A few days prior, the sky had started showing itself more and more as the amount of rain tapered off and the temperature rose. By the third day of the month, the skies had been clear from dawn till dusk, and it had gotten hot enough that you couldn't wear long-sleeved coats any longer, so people had marked that as the proper end of the rainy season.
Of course, that didn't mean the post town bounced right back to its usual hustle and bustle. The people who were visiting from Sym, Jagar, and various far-off towns would probably be hitting the road again soon. The hastier folks might have taken their totos and left already, but I figured it would take a little time for the rest to depart.
However, the residents of Genos were now free to head outside as they pleased. That alone was enough to make the roads throughout the post town feel so much more lively. On top of that, travelers and merchants started pouring in from nearby towns all at once, having been eagerly awaiting the end of the rainy season. As a result, the sales at our stalls were rising day by day.
We would be able to use tino, tarapa, and pula again roughly half a month from now. Until then, we would be sticking with the rainy season vegetables. Not that it mattered all that much. Our new dishes, the traip cream stew foremost among them, were once again earning loads of praise from our customers.
This wasn't directly related to the rainy season, but there was one other thing worth bringing up: the brick oven we had ordered from Mikel was finally complete, and by sheer coincidence, we got the news about that on the third of the vermilion month as well.
"Whoa, this is really well made!" I said in admiration, having just arrived at the Ruu settlement for a visit after work. The oven had been built next to the kitchen of the house where Myme and Mikel were staying, with a leather canopy over it that had been set up first.
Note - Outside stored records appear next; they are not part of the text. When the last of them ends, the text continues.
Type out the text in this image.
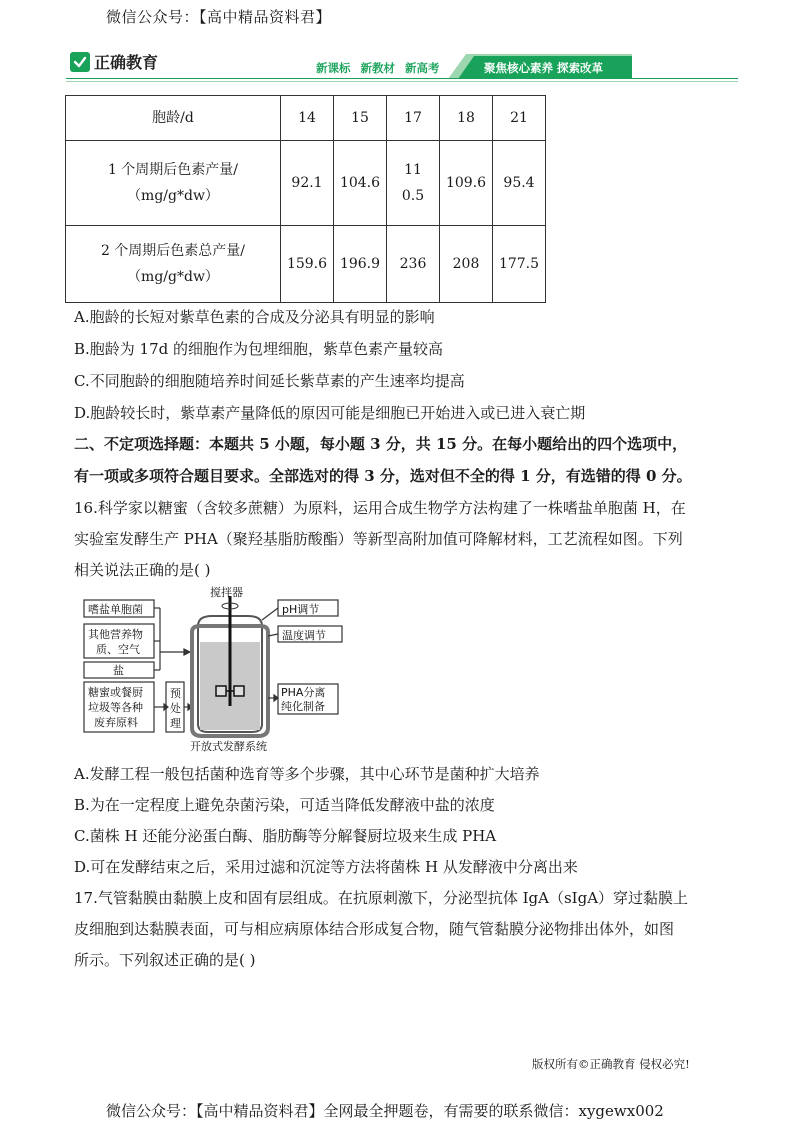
微信公众号：【高中精品资料君】
正确教育	新课标 新教材 新高考	聚焦核心素养 探索改革
胞龄/d	14	15	17	18	21

1 个周期后色素产量/
（mg/g*dw）	92.1	104.6	110.5	109.6	95.4

2 个周期后色素总产量/
（mg/g*dw）	159.6	196.9	236	208	177.5
A.胞龄的长短对紫草色素的合成及分泌具有明显的影响
B.胞龄为 17d 的细胞作为包埋细胞，紫草色素产量较高
C.不同胞龄的细胞随培养时间延长紫草素的产生速率均提高
D.胞龄较长时，紫草素产量降低的原因可能是细胞已开始进入或已进入衰亡期
二、不定项选择题：本题共 5 小题，每小题 3 分，共 15 分。在每小题给出的四个选项中，
有一项或多项符合题目要求。全部选对的得 3 分，选对但不全的得 1 分，有选错的得 0 分。
16.科学家以糖蜜（含较多蔗糖）为原料，运用合成生物学方法构建了一株嗜盐单胞菌 H，在
实验室发酵生产 PHA（聚羟基脂肪酸酯）等新型高附加值可降解材料，工艺流程如图。下列
相关说法正确的是( )
嗜盐单胞菌
其他营养物
质、空气
盐
糖蜜或餐厨
垃圾等各种
废弃原料
预
处
理
搅拌器
pH调节
温度调节
PHA分离
纯化制备
开放式发酵系统
A.发酵工程一般包括菌种选育等多个步骤，其中心环节是菌种扩大培养
B.为在一定程度上避免杂菌污染，可适当降低发酵液中盐的浓度
C.菌株 H 还能分泌蛋白酶、脂肪酶等分解餐厨垃圾来生成 PHA
D.可在发酵结束之后，采用过滤和沉淀等方法将菌株 H 从发酵液中分离出来
17.气管黏膜由黏膜上皮和固有层组成。在抗原刺激下，分泌型抗体 IgA（sIgA）穿过黏膜上
皮细胞到达黏膜表面，可与相应病原体结合形成复合物，随气管黏膜分泌物排出体外，如图
所示。下列叙述正确的是( )
版权所有©正确教育 侵权必究!
微信公众号：【高中精品资料君】全网最全押题卷，有需要的联系微信：xygewx002
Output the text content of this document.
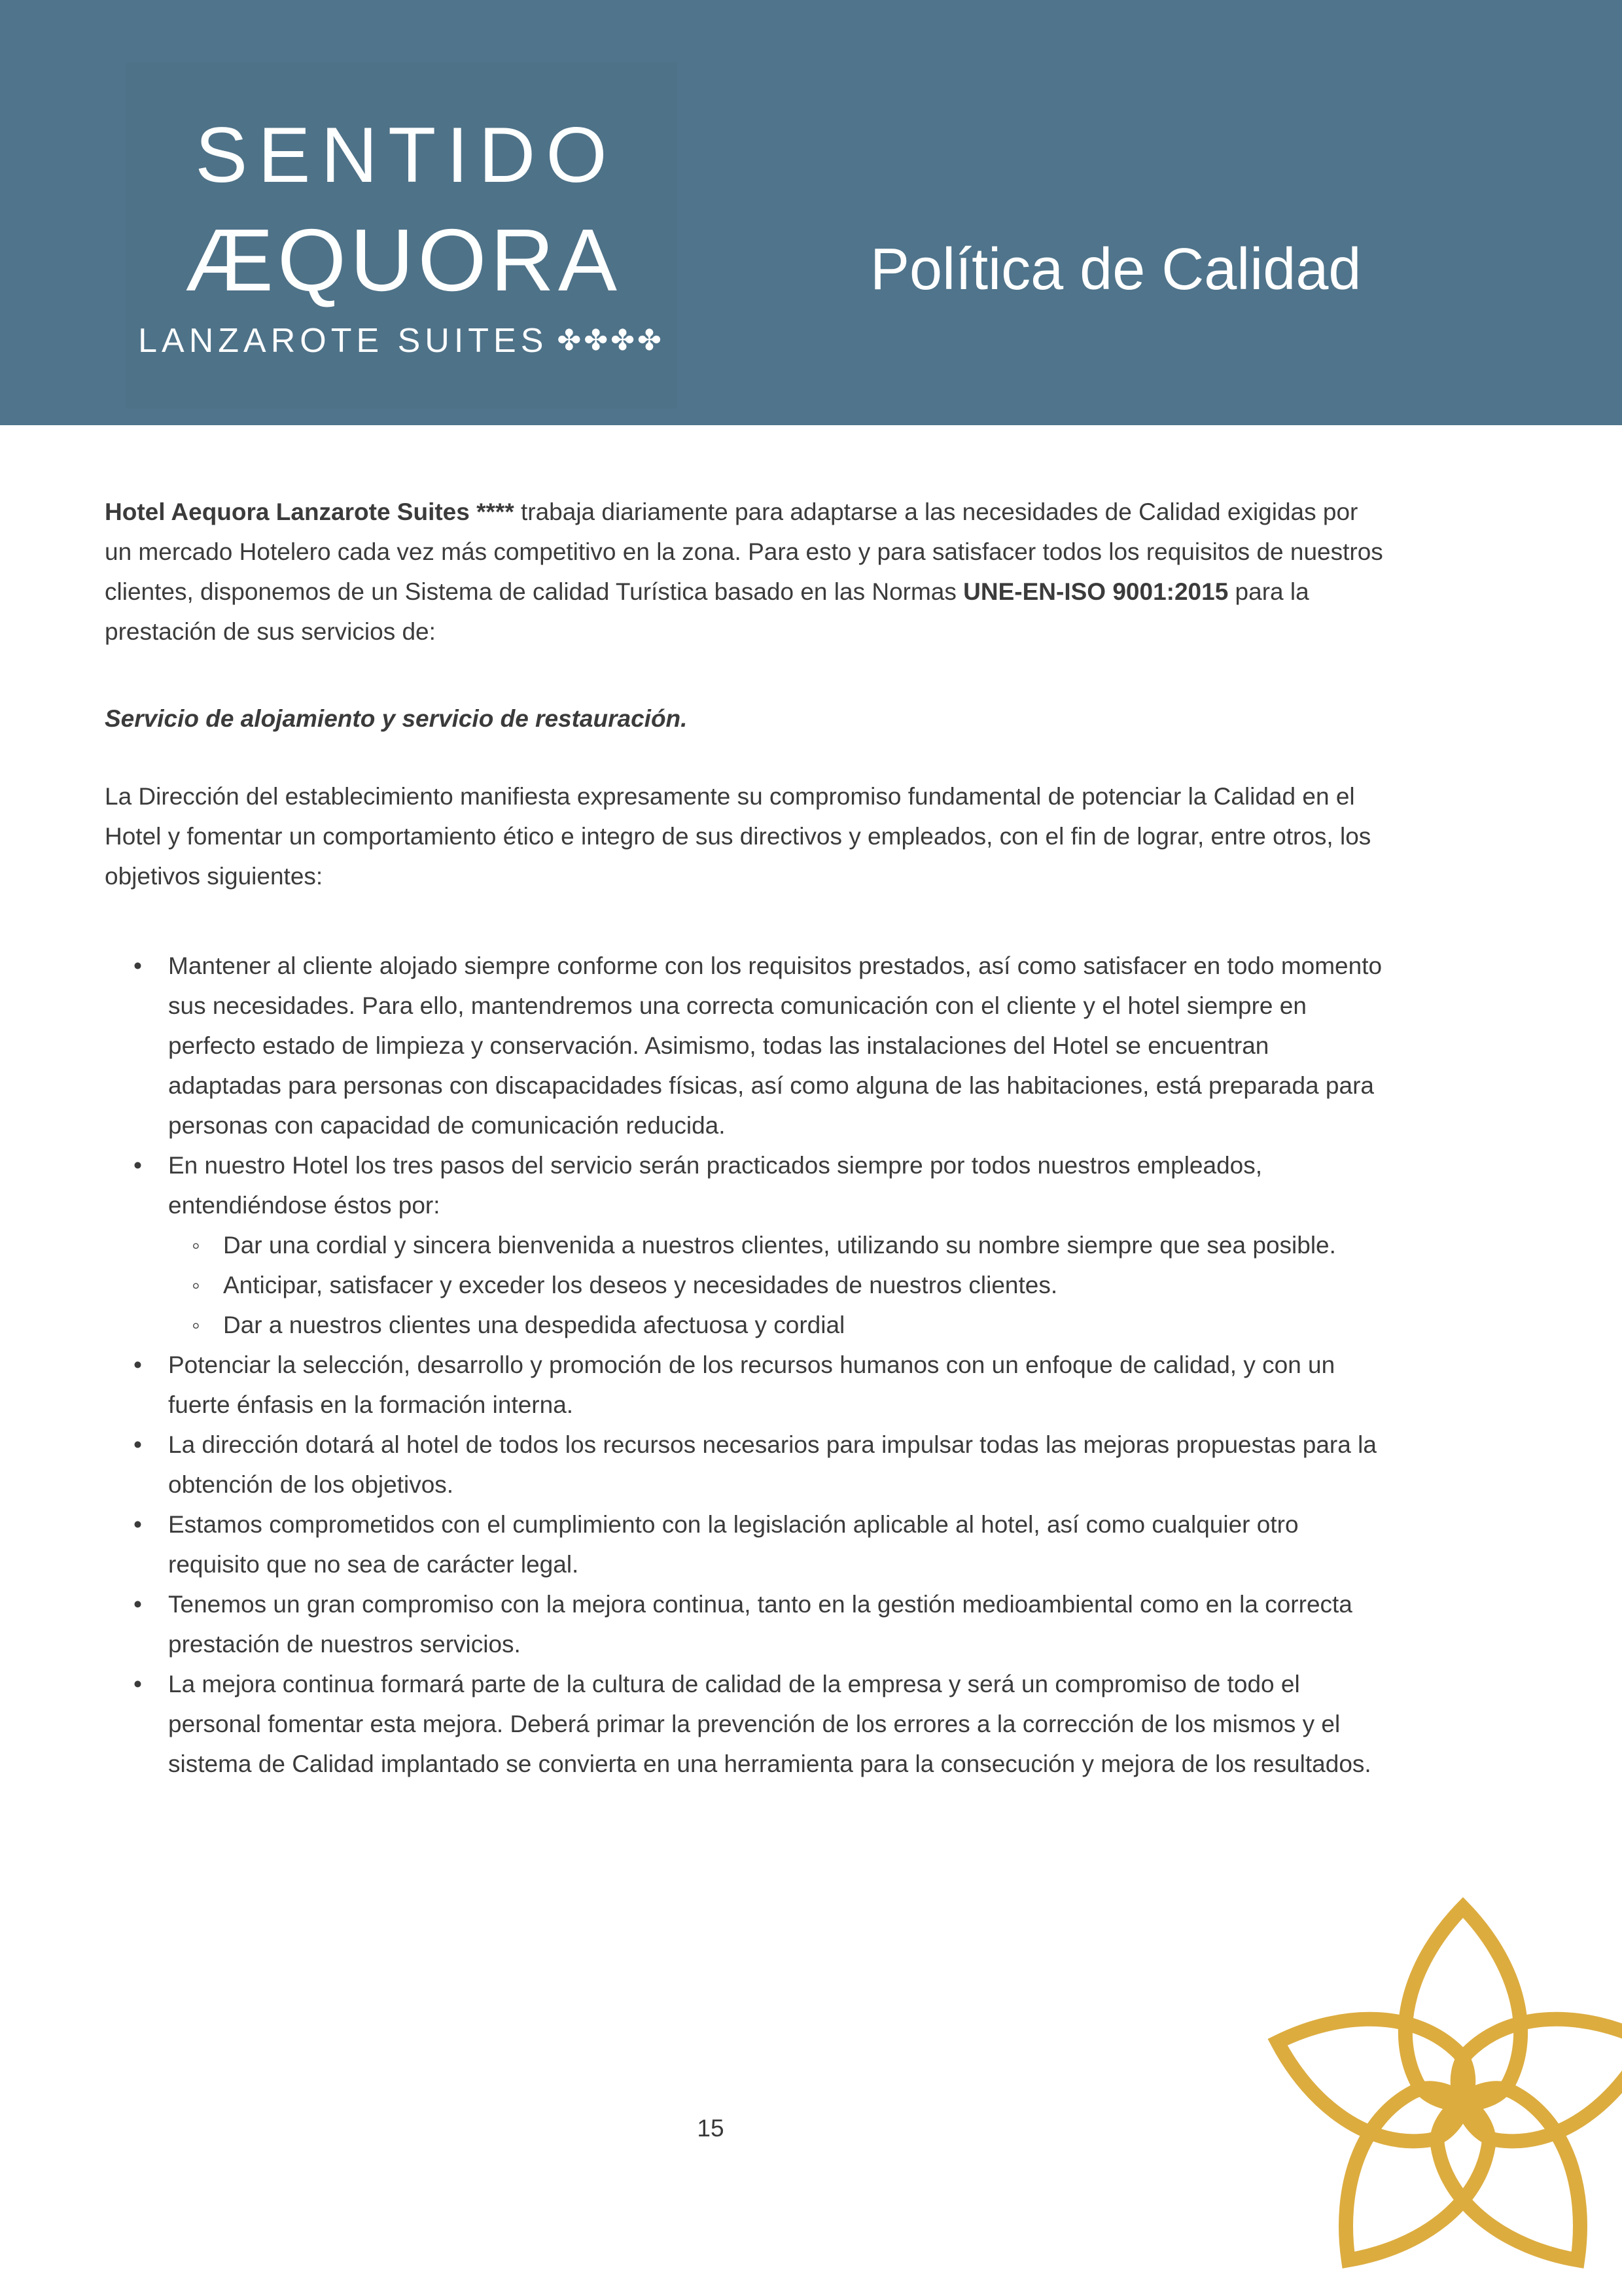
SENTIDO
ÆQUORA
LANZAROTE SUITES ✤✤✤✤
Política de Calidad

Hotel Aequora Lanzarote Suites **** trabaja diariamente para adaptarse a las necesidades de Calidad exigidas por un mercado Hotelero cada vez más competitivo en la zona. Para esto y para satisfacer todos los requisitos de nuestros clientes, disponemos de un Sistema de calidad Turística basado en las Normas UNE-EN-ISO 9001:2015 para la prestación de sus servicios de:

Servicio de alojamiento y servicio de restauración.

La Dirección del establecimiento manifiesta expresamente su compromiso fundamental de potenciar la Calidad en el Hotel y fomentar un comportamiento ético e integro de sus directivos y empleados, con el fin de lograr, entre otros, los objetivos siguientes:

• Mantener al cliente alojado siempre conforme con los requisitos prestados, así como satisfacer en todo momento sus necesidades. Para ello, mantendremos una correcta comunicación con el cliente y el hotel siempre en perfecto estado de limpieza y conservación. Asimismo, todas las instalaciones del Hotel se encuentran adaptadas para personas con discapacidades físicas, así como alguna de las habitaciones, está preparada para personas con capacidad de comunicación reducida.
• En nuestro Hotel los tres pasos del servicio serán practicados siempre por todos nuestros empleados, entendiéndose éstos por:
◦ Dar una cordial y sincera bienvenida a nuestros clientes, utilizando su nombre siempre que sea posible.
◦ Anticipar, satisfacer y exceder los deseos y necesidades de nuestros clientes.
◦ Dar a nuestros clientes una despedida afectuosa y cordial
• Potenciar la selección, desarrollo y promoción de los recursos humanos con un enfoque de calidad, y con un fuerte énfasis en la formación interna.
• La dirección dotará al hotel de todos los recursos necesarios para impulsar todas las mejoras propuestas para la obtención de los objetivos.
• Estamos comprometidos con el cumplimiento con la legislación aplicable al hotel, así como cualquier otro requisito que no sea de carácter legal.
• Tenemos un gran compromiso con la mejora continua, tanto en la gestión medioambiental como en la correcta prestación de nuestros servicios.
• La mejora continua formará parte de la cultura de calidad de la empresa y será un compromiso de todo el personal fomentar esta mejora. Deberá primar la prevención de los errores a la corrección de los mismos y el sistema de Calidad implantado se convierta en una herramienta para la consecución y mejora de los resultados.
15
Once the covering had been erected, it had taken several more days to construct the brickwork structure.
The oven was fairly large-around two meters wide and a meter tall and deep-so it could be used to bake a huge amount of poitan at once. The sides and top were built with a thick layer of bricks to prevent heat from escaping.
The bricks had been bought from town, while the clay used to join them had been collected from the forest's edge. The people of the forest's edge already used that kind of clay to plug gaps in stone stoves, so its durability was well established. There was a metal plate over the mouth of the oven, serving as a door. That part couldn't be made with bricks and clay alone, after all. It was around a centimeter thick and slid over to the side. A slight depression had been carved into the bricks so the door would fit just right, and the plate had metal rings attached to it to allow it to be mounted on hooks.
"It's pretty excessive if you're only going to be using it for baking fuwano and poitan, but it can contain residual heat, so at least you'll be able to cut down on the amount of firewood you need," Mikel said with a sour look on his face.
Mia Lea Ruu was also present. "I'm glad to hear that," she replied with a smile. Mikel still couldn't move one of his legs properly, so the Ruu women were the ones who had actually assembled the oven. "Reina and the others have had quite a lot of trouble preparing the amount of fuwano and poitan they need for their business. If we can build more of these at the other houses, it should make their jobs a whole lot easier."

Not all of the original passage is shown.